I am trying to do fuzzy string matching to get as more matches as I can. First I execute the Levenshtein Distance Algorithm (http://www.kodyaz.com/articles/fuzzy-string-matching-using-levenshtein-distance-sql-server.aspx) and store it as "distance" in my dbo.
My first table (t1) looks like this:
Name | Synonym
A | A1
A | A2
A | A3
B | B1
B | B2
My second table (t2) looks like this: The ID field may look like Name and Synonym very much
ID | Description
A | XXX
B | YYY
My goal is to make left joins either on the Name or its Synonyms when the distance between 2 strings from each table (t1 and t2) are smaller than 2.
Here is my current work:
SELECT *
FROM (
SELECT t2.ID, ROW_NUMBER() over (partition by ID order by ID) as rn
FROM table1 as t1
LEFT JOIN table2 as t2
ON (upper(trim(t1.Name)) = upper(trim(t2.ID)) OR upper(trim(t1.Synonym)) = upper(trim(t2.ID)))
WHERE (dbo.distance(t1.Name,t2.ID)<=2 OR dbo.distance(t1.Synonym,t2.ID)<=2)
) temp
WHERE rn=1
Ideally, as long as their distance is smaller than 2, we will still doing the join.
It should get more matches by adding that condition, however it doesn't.

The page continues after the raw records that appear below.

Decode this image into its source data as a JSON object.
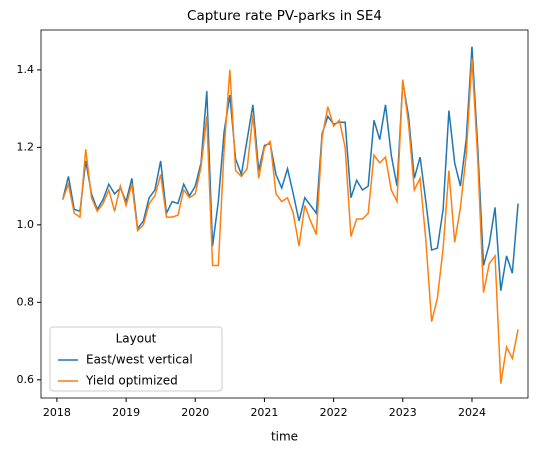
{
  "chart_data": {
    "type": "line",
    "title": "Capture rate PV-parks in SE4",
    "xlabel": "time",
    "x": [
      "2018-01",
      "2018-02",
      "2018-03",
      "2018-04",
      "2018-05",
      "2018-06",
      "2018-07",
      "2018-08",
      "2018-09",
      "2018-10",
      "2018-11",
      "2018-12",
      "2019-01",
      "2019-02",
      "2019-03",
      "2019-04",
      "2019-05",
      "2019-06",
      "2019-07",
      "2019-08",
      "2019-09",
      "2019-10",
      "2019-11",
      "2019-12",
      "2020-01",
      "2020-02",
      "2020-03",
      "2020-04",
      "2020-05",
      "2020-06",
      "2020-07",
      "2020-08",
      "2020-09",
      "2020-10",
      "2020-11",
      "2020-12",
      "2021-01",
      "2021-02",
      "2021-03",
      "2021-04",
      "2021-05",
      "2021-06",
      "2021-07",
      "2021-08",
      "2021-09",
      "2021-10",
      "2021-11",
      "2021-12",
      "2022-01",
      "2022-02",
      "2022-03",
      "2022-04",
      "2022-05",
      "2022-06",
      "2022-07",
      "2022-08",
      "2022-09",
      "2022-10",
      "2022-11",
      "2022-12",
      "2023-01",
      "2023-02",
      "2023-03",
      "2023-04",
      "2023-05",
      "2023-06",
      "2023-07",
      "2023-08",
      "2023-09",
      "2023-10",
      "2023-11",
      "2023-12",
      "2024-01",
      "2024-02",
      "2024-03",
      "2024-04",
      "2024-05",
      "2024-06",
      "2024-07",
      "2024-08"
    ],
    "series": [
      {
        "name": "East/west vertical",
        "color": "#1f77b4",
        "values": [
          1.065,
          1.125,
          1.04,
          1.035,
          1.165,
          1.08,
          1.04,
          1.065,
          1.105,
          1.08,
          1.095,
          1.06,
          1.12,
          0.99,
          1.01,
          1.07,
          1.09,
          1.165,
          1.03,
          1.06,
          1.055,
          1.105,
          1.075,
          1.1,
          1.16,
          1.345,
          0.945,
          1.06,
          1.24,
          1.335,
          1.17,
          1.13,
          1.22,
          1.31,
          1.14,
          1.205,
          1.21,
          1.13,
          1.095,
          1.145,
          1.08,
          1.01,
          1.07,
          1.05,
          1.03,
          1.235,
          1.28,
          1.26,
          1.265,
          1.265,
          1.07,
          1.115,
          1.09,
          1.1,
          1.27,
          1.22,
          1.31,
          1.18,
          1.1,
          1.37,
          1.28,
          1.12,
          1.175,
          1.06,
          0.935,
          0.94,
          1.04,
          1.295,
          1.16,
          1.1,
          1.22,
          1.46,
          1.2,
          0.895,
          0.95,
          1.045,
          0.83,
          0.92,
          0.875,
          1.055
        ]
      },
      {
        "name": "Yield optimized",
        "color": "#ff7f0e",
        "values": [
          1.065,
          1.105,
          1.03,
          1.02,
          1.195,
          1.07,
          1.035,
          1.055,
          1.09,
          1.035,
          1.1,
          1.05,
          1.105,
          0.985,
          1.0,
          1.055,
          1.075,
          1.13,
          1.02,
          1.02,
          1.025,
          1.09,
          1.07,
          1.08,
          1.15,
          1.28,
          0.895,
          0.895,
          1.195,
          1.4,
          1.14,
          1.125,
          1.145,
          1.285,
          1.12,
          1.2,
          1.215,
          1.08,
          1.06,
          1.07,
          1.03,
          0.945,
          1.05,
          1.01,
          0.975,
          1.225,
          1.305,
          1.255,
          1.27,
          1.2,
          0.97,
          1.015,
          1.015,
          1.03,
          1.18,
          1.16,
          1.175,
          1.09,
          1.06,
          1.375,
          1.26,
          1.09,
          1.12,
          0.96,
          0.75,
          0.81,
          0.94,
          1.14,
          0.955,
          1.045,
          1.18,
          1.43,
          1.17,
          0.825,
          0.9,
          0.92,
          0.59,
          0.685,
          0.655,
          0.73
        ]
      }
    ],
    "legend_title": "Layout",
    "legend": "lower left",
    "xlim": [
      2017.77,
      2024.81
    ],
    "xticks": [
      2018,
      2019,
      2020,
      2021,
      2022,
      2023,
      2024
    ],
    "ylim": [
      0.553,
      1.503
    ],
    "yticks": [
      0.6,
      0.8,
      {
        "value": 1,
        "label": "1.0"
      },
      1.2,
      1.4
    ],
    "grid": false
  }
}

Am I missing anything here?
I was wondering if my problem is coming from this:
My intention is to see if the conditions meet, if so then just do the join. But my code here probably tells SQL to "join first", and the filter it afterwards.
Is there a way to let it see if the condition qualifies and then do the join "after"?